Greece approves austerity package

Greece has pulled itself from the brink of a default after approving a package of austerity measures.

Last week, Greece was told by eurozone ministers that it needed to make further budget cuts of €325 million (c£273 million) as it presented a new austerity plan. These included 15,000 public-sector job cuts, liberalisation of labour laws, lowering the minimum wage by 20% to €600 per month and negotiating a debt write-off with banks.

The new package, which was carried by 199 in favour to 74 against, will now be presented at a meeting in Brussels on Wednesday before bail-out funds can be released.

Greece needs €130 billion worth of bail-out funds before a 20 March deadline. If it cannot make the payment, it will default and, in effect, become bankrupt.

"When you have to choose between bad and worse, you will pick what is bad to avoid what is worse," said finance minister Evangelos Venizelos.

However, the bond contract provides a seven-day grace period for the repayment of principal. In other words, Greece could delay paying bondholders until 27 March without technically defaulting.

Violent protests

Widespread clashes and violent protests - including the use of tear gas by police - were reported in Athens over the weekend and are leading to worries of a surge in support for anti-austerity parties. If this turns out to be true, then at the general election in April, the new government might be unable to meet the conditions of the bail-out package.
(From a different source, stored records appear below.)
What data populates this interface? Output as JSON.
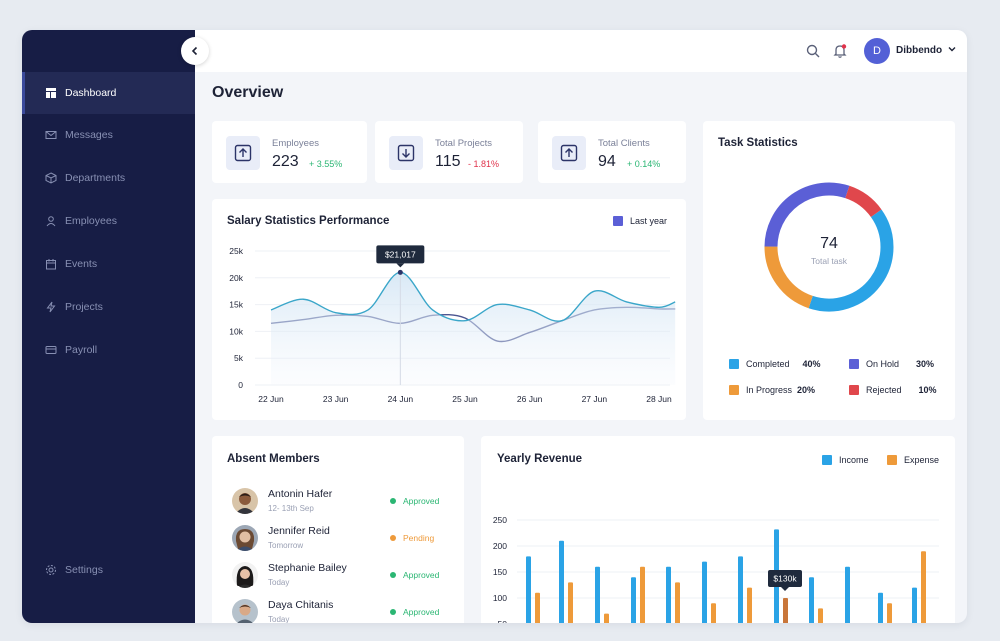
{
  "sidebar": {
    "items": [
      {
        "label": "Dashboard",
        "icon": "dashboard-icon",
        "active": true
      },
      {
        "label": "Messages",
        "icon": "mail-icon"
      },
      {
        "label": "Departments",
        "icon": "cube-icon"
      },
      {
        "label": "Employees",
        "icon": "user-icon"
      },
      {
        "label": "Events",
        "icon": "calendar-icon"
      },
      {
        "label": "Projects",
        "icon": "bolt-icon"
      },
      {
        "label": "Payroll",
        "icon": "card-icon"
      }
    ],
    "settings_label": "Settings"
  },
  "header": {
    "user": {
      "initial": "D",
      "name": "Dibbendo"
    }
  },
  "page": {
    "title": "Overview"
  },
  "stats": [
    {
      "label": "Employees",
      "value": "223",
      "delta": "+ 3.55%",
      "trend": "up",
      "icon": "arrow-up-box-icon"
    },
    {
      "label": "Total Projects",
      "value": "115",
      "delta": "- 1.81%",
      "trend": "down",
      "icon": "arrow-down-box-icon"
    },
    {
      "label": "Total Clients",
      "value": "94",
      "delta": "+ 0.14%",
      "trend": "up",
      "icon": "arrow-up-box-icon"
    }
  ],
  "task_stats": {
    "title": "Task Statistics",
    "total": "74",
    "total_label": "Total task",
    "items": [
      {
        "label": "Completed",
        "percent": "40%",
        "color": "#2aa3e6"
      },
      {
        "label": "On Hold",
        "percent": "30%",
        "color": "#5b5fd6"
      },
      {
        "label": "In Progress",
        "percent": "20%",
        "color": "#ee9a3a"
      },
      {
        "label": "Rejected",
        "percent": "10%",
        "color": "#e0474c"
      }
    ]
  },
  "salary": {
    "title": "Salary Statistics Performance",
    "legend": "Last year",
    "tooltip": "$21,017"
  },
  "absent": {
    "title": "Absent Members",
    "members": [
      {
        "name": "Antonin Hafer",
        "sub": "12- 13th Sep",
        "status": "Approved"
      },
      {
        "name": "Jennifer Reid",
        "sub": "Tomorrow",
        "status": "Pending"
      },
      {
        "name": "Stephanie Bailey",
        "sub": "Today",
        "status": "Approved"
      },
      {
        "name": "Daya Chitanis",
        "sub": "Today",
        "status": "Approved"
      }
    ]
  },
  "revenue": {
    "title": "Yearly Revenue",
    "tooltip": "$130k"
  },
  "colors": {
    "sidebar": "#171d45",
    "accent": "#5360d6",
    "income": "#2aa3e6",
    "expense": "#ee9a3a",
    "line_primary": "#3aa6c9",
    "line_secondary": "#4c5591"
  },
  "chart_data": [
    {
      "type": "line",
      "title": "Salary Statistics Performance",
      "categories": [
        "22 Jun",
        "23 Jun",
        "24 Jun",
        "25 Jun",
        "26 Jun",
        "27 Jun",
        "28 Jun"
      ],
      "yticks": [
        "0",
        "5k",
        "10k",
        "15k",
        "20k",
        "25k"
      ],
      "ylim": [
        0,
        25000
      ],
      "x": [
        0,
        0.5,
        1,
        1.5,
        2,
        2.5,
        3,
        3.5,
        4,
        4.5,
        5,
        5.5,
        6,
        6.25
      ],
      "series": [
        {
          "name": "Last year",
          "values": [
            14000,
            16000,
            13500,
            14000,
            21017,
            14000,
            12000,
            15000,
            14000,
            12000,
            17500,
            15500,
            14500,
            15500
          ]
        },
        {
          "values": [
            11500,
            12200,
            13000,
            12800,
            11500,
            13000,
            12500,
            8200,
            9800,
            12000,
            14000,
            14500,
            14200,
            14200
          ]
        }
      ],
      "legend_position": "top-right",
      "grid": true
    },
    {
      "type": "bar",
      "title": "Yearly Revenue",
      "yticks": [
        "0",
        "50",
        "100",
        "150",
        "200",
        "250"
      ],
      "ylim": [
        0,
        250
      ],
      "categories": [
        "",
        "",
        "",
        "",
        "",
        "",
        "",
        "",
        "",
        "",
        "",
        "",
        "",
        ""
      ],
      "series": [
        {
          "name": "Income",
          "values": [
            180,
            210,
            160,
            140,
            160,
            170,
            180,
            232,
            140,
            160,
            110,
            120,
            160,
            0
          ]
        },
        {
          "name": "Expense",
          "values": [
            110,
            130,
            70,
            160,
            130,
            90,
            120,
            100,
            80,
            40,
            90,
            190,
            0,
            0
          ]
        }
      ],
      "legend_position": "top-right",
      "grid": true
    },
    {
      "type": "pie",
      "title": "Task Statistics",
      "labels": [
        "Completed",
        "On Hold",
        "In Progress",
        "Rejected"
      ],
      "values": [
        40,
        30,
        20,
        10
      ]
    }
  ]
}
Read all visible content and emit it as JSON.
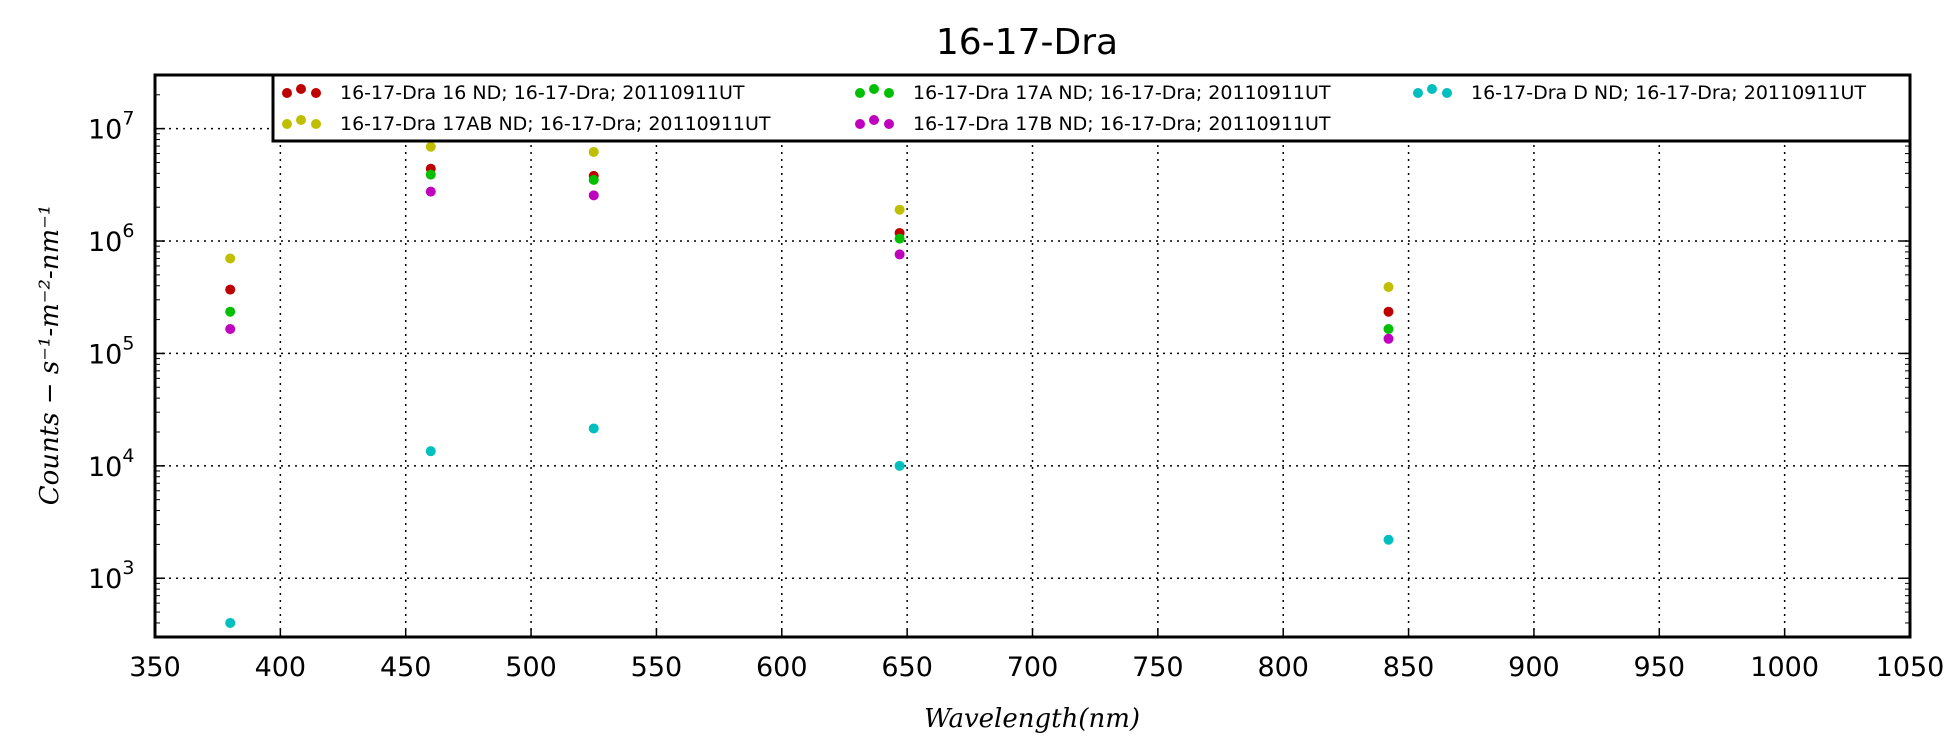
{
  "chart_data": {
    "type": "scatter",
    "title": "16-17-Dra",
    "xlabel": "Wavelength(nm)",
    "ylabel": "Counts − s⁻¹-m⁻²-nm⁻¹",
    "xlim": [
      350,
      1050
    ],
    "ylim": [
      300,
      30000000
    ],
    "yscale": "log",
    "x_ticks": [
      350,
      400,
      450,
      500,
      550,
      600,
      650,
      700,
      750,
      800,
      850,
      900,
      950,
      1000,
      1050
    ],
    "y_ticks": [
      {
        "value": 1000,
        "base": "10",
        "exp": "3"
      },
      {
        "value": 10000,
        "base": "10",
        "exp": "4"
      },
      {
        "value": 100000,
        "base": "10",
        "exp": "5"
      },
      {
        "value": 1000000,
        "base": "10",
        "exp": "6"
      },
      {
        "value": 10000000,
        "base": "10",
        "exp": "7"
      }
    ],
    "grid": true,
    "legend_position": "top",
    "series": [
      {
        "name": "16-17-Dra 16 ND; 16-17-Dra; 20110911UT",
        "color": "#bf0000",
        "points": [
          [
            380,
            370000
          ],
          [
            460,
            4400000
          ],
          [
            525,
            3800000
          ],
          [
            647,
            1180000
          ],
          [
            842,
            235000
          ]
        ]
      },
      {
        "name": "16-17-Dra 17AB ND; 16-17-Dra; 20110911UT",
        "color": "#bfbf00",
        "points": [
          [
            380,
            700000
          ],
          [
            460,
            6900000
          ],
          [
            525,
            6200000
          ],
          [
            647,
            1900000
          ],
          [
            842,
            390000
          ]
        ]
      },
      {
        "name": "16-17-Dra 17A ND; 16-17-Dra; 20110911UT",
        "color": "#00bf00",
        "points": [
          [
            380,
            235000
          ],
          [
            460,
            3900000
          ],
          [
            525,
            3500000
          ],
          [
            647,
            1050000
          ],
          [
            842,
            165000
          ]
        ]
      },
      {
        "name": "16-17-Dra 17B ND; 16-17-Dra; 20110911UT",
        "color": "#bf00bf",
        "points": [
          [
            380,
            165000
          ],
          [
            460,
            2750000
          ],
          [
            525,
            2550000
          ],
          [
            647,
            760000
          ],
          [
            842,
            135000
          ]
        ]
      },
      {
        "name": "16-17-Dra D ND; 16-17-Dra; 20110911UT",
        "color": "#00bfbf",
        "points": [
          [
            380,
            400
          ],
          [
            460,
            13500
          ],
          [
            525,
            21500
          ],
          [
            647,
            10000
          ],
          [
            842,
            2200
          ]
        ]
      }
    ]
  }
}
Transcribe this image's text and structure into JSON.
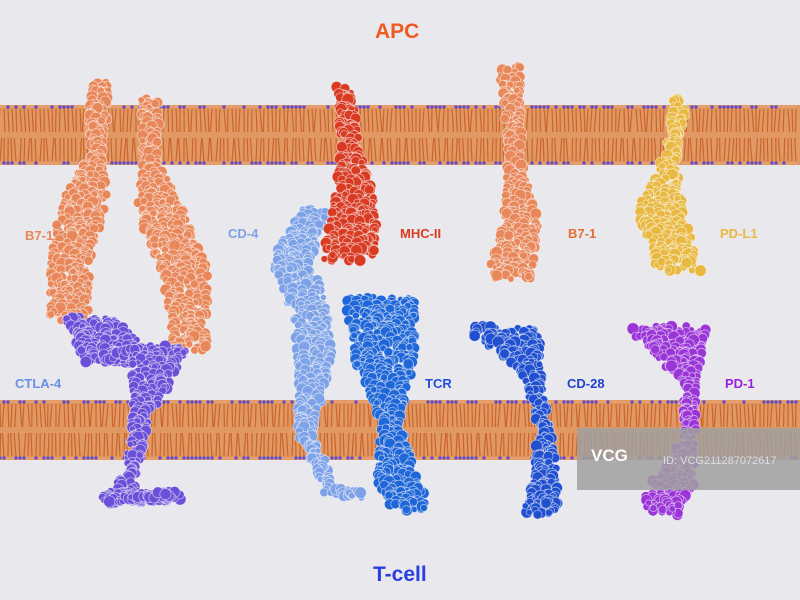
{
  "labels": {
    "apc": "APC",
    "tcell": "T-cell",
    "b7_1_left": "B7-1",
    "cd4": "CD-4",
    "mhc2": "MHC-II",
    "b7_1_right": "B7-1",
    "pdl1": "PD-L1",
    "ctla4": "CTLA-4",
    "tcr": "TCR",
    "cd28": "CD-28",
    "pd1": "PD-1"
  },
  "watermark": {
    "logo": "VCG",
    "id": "ID: VCG211287072617"
  },
  "colors": {
    "apc": "#ef5a24",
    "tcell": "#2a3fe0",
    "b7_1": "#e8875a",
    "cd4": "#7ea2e8",
    "mhc2": "#d83a22",
    "pdl1": "#e8b840",
    "ctla4": "#6a4fd8",
    "tcr": "#1f66d8",
    "cd28": "#2050d0",
    "pd1": "#9a35d8",
    "membrane": "#e08a4a"
  }
}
Reports last week suggested that the latest official forecasts imply that the Greek debt-to-GDP ratio would only fall to 136% by 2020, implying that Greece may need to reduce public debt by a further €35 billion to satisfy International Monetary Fund (IMF) demands.

"Of course, increasing the participation rate in the debt exchange could help reduce this figure, providing that the estimate is not already conditional on a rate of 100%," commented Ben May at Capital Economics.

Greece's progress will be monitored by the IMF on a quarterly basis.

"If growth is much weaker than the official forecasts, then as soon as the summer, Greece could be under heavy pressure to implement yet more extremely onerous fiscal measures," predicted May, noting that Greek tax receipts were 7% lower than a year earlier in January.

"And even if Greece accepts more austerity and structural reforms in the short term, its appetite will surely fade unless government bond yields start to fall, the banking sector begins to stabilise and economic growth returns. Such developments are a distant prospect," he added.

Louise Cooper, markets analyst at BCG Partners, echoed May's view. "The parliamentary vote last night is being viewed as an important step to save Greece but it is just that, one step, with a marathon still to go and a knackered and unfit runner," she said.

Greece has consistently failed to deliver on promises, which has led driven eurozone ministers to increasingly levels of frustration. With an unemployment rate of 20%, it faced the potential of bankruptcy and a potential exit from the eurozone if it did not service its debts.

Cooper believes that were it not for the impact on the rest of the eurozone, Greece would have been allowed to fail months ago.

A Greek bankruptcy could lead to a contagion and even a break-up of the eurozone, something that the eurozone leaders do not want. As Germany's Angela Merkel has said: "if the euro fails, Europe fails".

Is Italy the next Greece?

With €1.9 trillion in outstanding debt, Italy's debt burden is greater than Greece, Portugal and Spain combined.

With the potential contagion fear, it comes as no surprise that Italian Prime Minister Mario Monti urged the International Monetary Fund last week to be more lenient with Athens in bailout talks to prevent "a big potential explosion".

While he welcomed the IMF's insistence that Europe erect a strong firewall to prevent debt contagion from spreading, he also said the fund should not be too rigid in how it applies its lending requirements.

On his visit to the United States, he highlighted that his 12-week-old government had already seen positive results from a €30 billion austerity package introduced last year in the midst of a political and budgetary crisis and that the drop in Italian bond yields since then was a sign of greater market confidence in the country.